CO-FOUNDER OF NLP, LINGUIST
John Grinder
Co-founder of NLP. Linguist who brought transformational grammar to Bandler's modeling project, producing the meta model.
PRINCIPAL CONTRIBUTION
Co-creation of NLP; linguistic foundation of the meta and Milton models; New Code NLP.
John Grinder was an associate professor of linguistics at UC Santa Cruz when he began collaborating with Richard Bandler in the early 1970s. His background in Noam Chomsky's transformational grammar gave the modeling project the linguistic precision that became the meta model - a set of questions for recovering deleted, distorted, and generalized information in client language. The Milton model, NLP's hypnotic-language toolkit, was also primarily Grinder's linguistic contribution.
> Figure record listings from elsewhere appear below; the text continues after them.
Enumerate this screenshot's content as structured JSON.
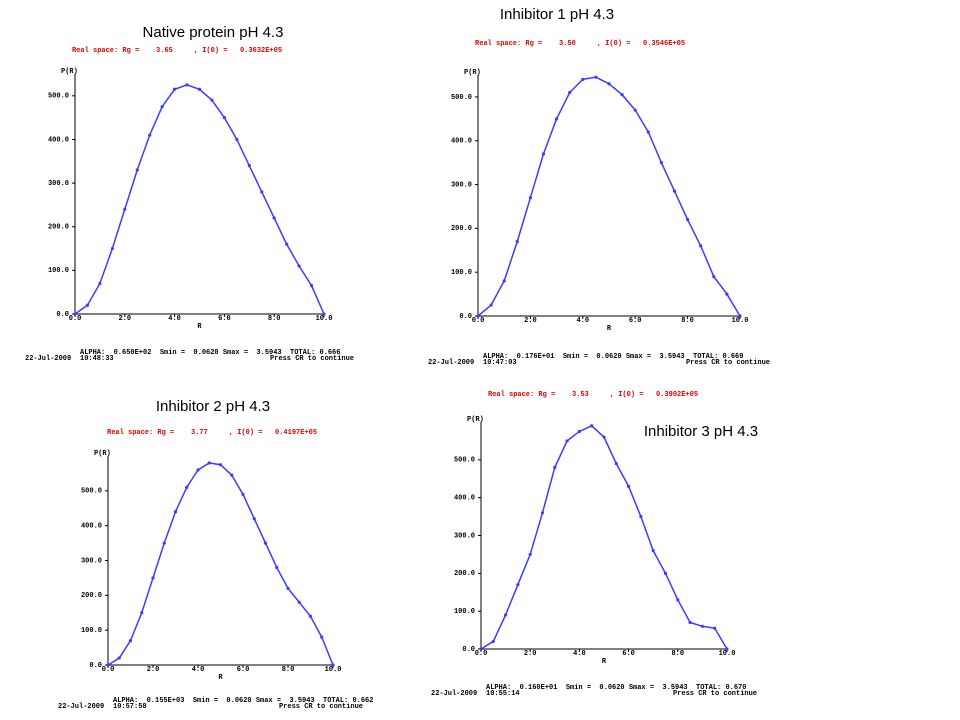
{
  "chart_data": [
    {
      "type": "line",
      "title": "Native protein pH 4.3",
      "subtitle": "Real space: Rg =    3.65     , I(0) =   0.3632E+05",
      "ylabel": "P(R)",
      "xlabel": "R",
      "x": [
        0,
        0.5,
        1,
        1.5,
        2,
        2.5,
        3,
        3.5,
        4,
        4.5,
        5,
        5.5,
        6,
        6.5,
        7,
        7.5,
        8,
        8.5,
        9,
        9.5,
        10
      ],
      "values": [
        0,
        20,
        70,
        150,
        240,
        330,
        410,
        475,
        515,
        525,
        515,
        490,
        450,
        400,
        340,
        280,
        220,
        160,
        110,
        65,
        0
      ],
      "color": "#3c3cff",
      "xlim": [
        0,
        10
      ],
      "ylim": [
        0,
        550
      ],
      "xticks": [
        {
          "value": 0,
          "label": "0.0"
        },
        {
          "value": 2,
          "label": "2.0"
        },
        {
          "value": 4,
          "label": "4.0"
        },
        {
          "value": 6,
          "label": "6.0"
        },
        {
          "value": 8,
          "label": "8.0"
        },
        {
          "value": 10,
          "label": "10.0"
        }
      ],
      "yticks": [
        {
          "value": 0,
          "label": "0.0"
        },
        {
          "value": 100,
          "label": "100.0"
        },
        {
          "value": 200,
          "label": "200.0"
        },
        {
          "value": 300,
          "label": "300.0"
        },
        {
          "value": 400,
          "label": "400.0"
        },
        {
          "value": 500,
          "label": "500.0"
        }
      ],
      "fit_summary": "ALPHA:  0.650E+02  Smin =  0.0620 Smax =  3.5943  TOTAL: 0.666",
      "date": "22-Jul-2009",
      "time": "10:48:33",
      "prompt": "Press CR to continue"
    },
    {
      "type": "line",
      "title": "Inhibitor 1 pH 4.3",
      "subtitle": "Real space: Rg =    3.50     , I(0) =   0.3546E+05",
      "ylabel": "P(R)",
      "xlabel": "R",
      "x": [
        0,
        0.5,
        1,
        1.5,
        2,
        2.5,
        3,
        3.5,
        4,
        4.5,
        5,
        5.5,
        6,
        6.5,
        7,
        7.5,
        8,
        8.5,
        9,
        9.5,
        10
      ],
      "values": [
        0,
        25,
        80,
        170,
        270,
        370,
        450,
        510,
        540,
        545,
        530,
        505,
        470,
        420,
        350,
        285,
        220,
        160,
        90,
        50,
        0
      ],
      "color": "#3c3cff",
      "xlim": [
        0,
        10
      ],
      "ylim": [
        0,
        550
      ],
      "xticks": [
        {
          "value": 0,
          "label": "0.0"
        },
        {
          "value": 2,
          "label": "2.0"
        },
        {
          "value": 4,
          "label": "4.0"
        },
        {
          "value": 6,
          "label": "6.0"
        },
        {
          "value": 8,
          "label": "8.0"
        },
        {
          "value": 10,
          "label": "10.0"
        }
      ],
      "yticks": [
        {
          "value": 0,
          "label": "0.0"
        },
        {
          "value": 100,
          "label": "100.0"
        },
        {
          "value": 200,
          "label": "200.0"
        },
        {
          "value": 300,
          "label": "300.0"
        },
        {
          "value": 400,
          "label": "400.0"
        },
        {
          "value": 500,
          "label": "500.0"
        }
      ],
      "fit_summary": "ALPHA:  0.176E+01  Smin =  0.0620 Smax =  3.5943  TOTAL: 0.669",
      "date": "22-Jul-2009",
      "time": "10:47:03",
      "prompt": "Press CR to continue"
    },
    {
      "type": "line",
      "title": "Inhibitor 2 pH 4.3",
      "subtitle": "Real space: Rg =    3.77     , I(0) =   0.4197E+05",
      "ylabel": "P(R)",
      "xlabel": "R",
      "x": [
        0,
        0.5,
        1,
        1.5,
        2,
        2.5,
        3,
        3.5,
        4,
        4.5,
        5,
        5.5,
        6,
        6.5,
        7,
        7.5,
        8,
        8.5,
        9,
        9.5,
        10
      ],
      "values": [
        0,
        20,
        70,
        150,
        250,
        350,
        440,
        510,
        560,
        580,
        575,
        545,
        490,
        420,
        350,
        280,
        220,
        180,
        140,
        80,
        0
      ],
      "color": "#3c3cff",
      "xlim": [
        0,
        10
      ],
      "ylim": [
        0,
        600
      ],
      "xticks": [
        {
          "value": 0,
          "label": "0.0"
        },
        {
          "value": 2,
          "label": "2.0"
        },
        {
          "value": 4,
          "label": "4.0"
        },
        {
          "value": 6,
          "label": "6.0"
        },
        {
          "value": 8,
          "label": "8.0"
        },
        {
          "value": 10,
          "label": "10.0"
        }
      ],
      "yticks": [
        {
          "value": 0,
          "label": "0.0"
        },
        {
          "value": 100,
          "label": "100.0"
        },
        {
          "value": 200,
          "label": "200.0"
        },
        {
          "value": 300,
          "label": "300.0"
        },
        {
          "value": 400,
          "label": "400.0"
        },
        {
          "value": 500,
          "label": "500.0"
        }
      ],
      "fit_summary": "ALPHA:  0.155E+03  Smin =  0.0620 Smax =  3.5943  TOTAL: 0.662",
      "date": "22-Jul-2009",
      "time": "10:57:58",
      "prompt": "Press CR to continue"
    },
    {
      "type": "line",
      "title": "Inhibitor 3 pH 4.3",
      "subtitle": "Real space: Rg =    3.53     , I(0) =   0.3902E+05",
      "ylabel": "P(R)",
      "xlabel": "R",
      "x": [
        0,
        0.5,
        1,
        1.5,
        2,
        2.5,
        3,
        3.5,
        4,
        4.5,
        5,
        5.5,
        6,
        6.5,
        7,
        7.5,
        8,
        8.5,
        9,
        9.5,
        10
      ],
      "values": [
        0,
        20,
        90,
        170,
        250,
        360,
        480,
        550,
        575,
        590,
        560,
        490,
        430,
        350,
        260,
        200,
        130,
        70,
        60,
        55,
        0
      ],
      "color": "#3c3cff",
      "xlim": [
        0,
        10
      ],
      "ylim": [
        0,
        600
      ],
      "xticks": [
        {
          "value": 0,
          "label": "0.0"
        },
        {
          "value": 2,
          "label": "2.0"
        },
        {
          "value": 4,
          "label": "4.0"
        },
        {
          "value": 6,
          "label": "6.0"
        },
        {
          "value": 8,
          "label": "8.0"
        },
        {
          "value": 10,
          "label": "10.0"
        }
      ],
      "yticks": [
        {
          "value": 0,
          "label": "0.0"
        },
        {
          "value": 100,
          "label": "100.0"
        },
        {
          "value": 200,
          "label": "200.0"
        },
        {
          "value": 300,
          "label": "300.0"
        },
        {
          "value": 400,
          "label": "400.0"
        },
        {
          "value": 500,
          "label": "500.0"
        }
      ],
      "fit_summary": "ALPHA:  0.160E+01  Smin =  0.0620 Smax =  3.5943  TOTAL: 0.670",
      "date": "22-Jul-2009",
      "time": "10:55:14",
      "prompt": "Press CR to continue"
    }
  ]
}
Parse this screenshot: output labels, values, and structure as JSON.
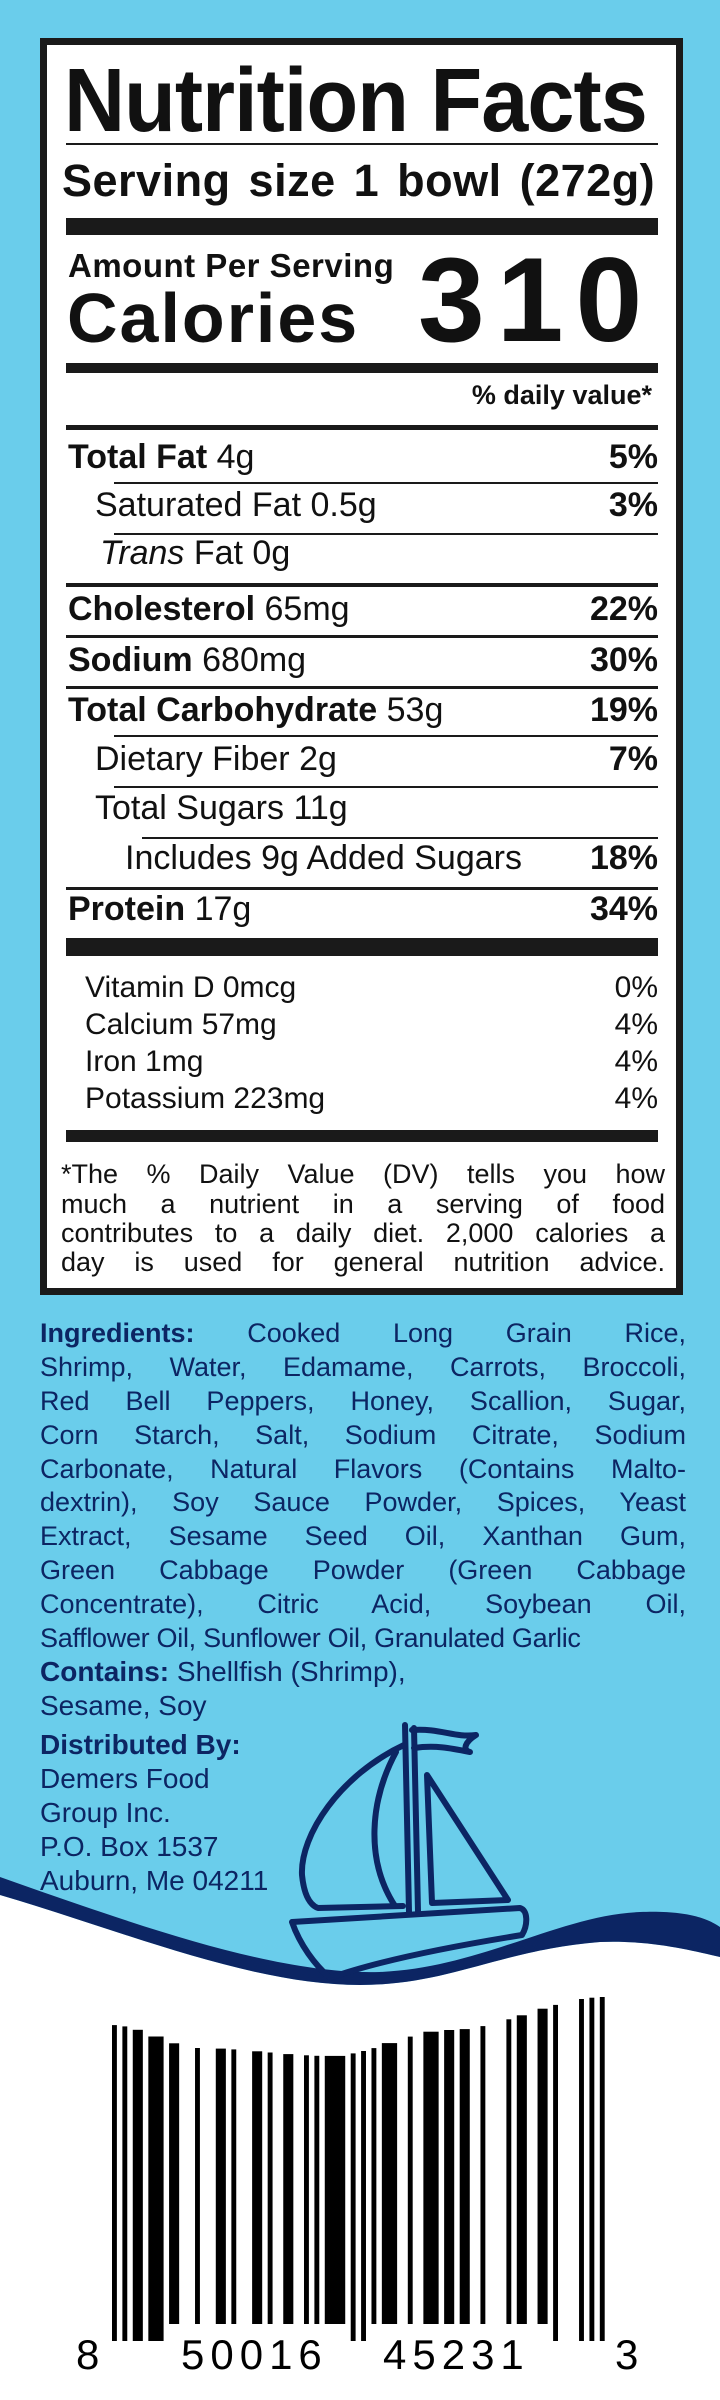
{
  "colors": {
    "background": "#6acdeb",
    "navy": "#0c2563",
    "label_ink": "#1a1a1a"
  },
  "nutrition": {
    "title": "Nutrition Facts",
    "serving_size": "Serving size 1 bowl (272g)",
    "amount_per_serving": "Amount Per Serving",
    "calories_label": "Calories",
    "calories_value": "310",
    "dv_header": "% daily value*",
    "rows": [
      {
        "name": "Total Fat",
        "amount": "4g",
        "dv": "5%"
      },
      {
        "name": "Saturated Fat",
        "amount": "0.5g",
        "dv": "3%"
      },
      {
        "name_italic": "Trans",
        "name": "Fat",
        "amount": "0g"
      },
      {
        "name": "Cholesterol",
        "amount": "65mg",
        "dv": "22%"
      },
      {
        "name": "Sodium",
        "amount": "680mg",
        "dv": "30%"
      },
      {
        "name": "Total Carbohydrate",
        "amount": "53g",
        "dv": "19%"
      },
      {
        "name": "Dietary Fiber",
        "amount": "2g",
        "dv": "7%"
      },
      {
        "name": "Total Sugars",
        "amount": "11g"
      },
      {
        "name": "Includes 9g Added Sugars",
        "dv": "18%"
      },
      {
        "name": "Protein",
        "amount": "17g",
        "dv": "34%"
      }
    ],
    "vitamins": [
      {
        "name": "Vitamin D 0mcg",
        "dv": "0%"
      },
      {
        "name": "Calcium 57mg",
        "dv": "4%"
      },
      {
        "name": "Iron 1mg",
        "dv": "4%"
      },
      {
        "name": "Potassium 223mg",
        "dv": "4%"
      }
    ],
    "footnote_lines": [
      "*The % Daily Value (DV) tells you how",
      "much a nutrient in a serving of food",
      "contributes to a daily diet. 2,000 calories a",
      "day is used for general nutrition advice."
    ]
  },
  "ingredients": {
    "label": "Ingredients:",
    "lines": [
      "Cooked Long Grain Rice,",
      "Shrimp, Water, Edamame, Carrots, Broccoli,",
      "Red Bell Peppers, Honey, Scallion, Sugar,",
      "Corn Starch, Salt, Sodium Citrate, Sodium",
      "Carbonate, Natural Flavors (Contains Malto-",
      "dextrin), Soy Sauce Powder, Spices, Yeast",
      "Extract, Sesame Seed Oil, Xanthan Gum,",
      "Green Cabbage Powder (Green Cabbage",
      "Concentrate), Citric Acid, Soybean Oil,",
      "Safflower Oil, Sunflower Oil, Granulated Garlic"
    ]
  },
  "contains": {
    "label": "Contains:",
    "line1": "Shellfish (Shrimp),",
    "line2": "Sesame, Soy"
  },
  "distributor": {
    "label": "Distributed By:",
    "lines": [
      "Demers Food",
      "Group Inc.",
      "P.O. Box 1537",
      "Auburn, Me 04211"
    ]
  },
  "logo_icon": "sailboat-icon",
  "barcode": {
    "digits": "850016452313",
    "groups": [
      "8",
      "50016",
      "45231",
      "3"
    ]
  }
}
Grinder co-authored the foundational NLP texts with Bandler through the 1970s. After their partnership dissolved, Grinder developed New Code NLP with Carmen Bostic St. Clair, an attempt to address what he saw as ethical and methodological problems in the original NLP. New Code emphasizes unconscious-led change, multiple description, and a more rigorous modeling methodology. Grinder continues to teach internationally and is widely regarded as the field's most theoretically rigorous figure.
Key works
- 1975
The Structure of Magic, Vol. I
With Bandler
- 1976
The Structure of Magic, Vol. II
- 1975
Patterns of the Hypnotic Techniques of Milton H. Erickson
- 1981
Trance-Formations
- 1987
Turtles All the Way Down
- 2001
Whispering in the Wind
With Bostic St. Clair - foundation of New Code
LEGACY
The linguistic backbone of NLP. The meta model and Milton model survive in virtually every modern NLP curriculum.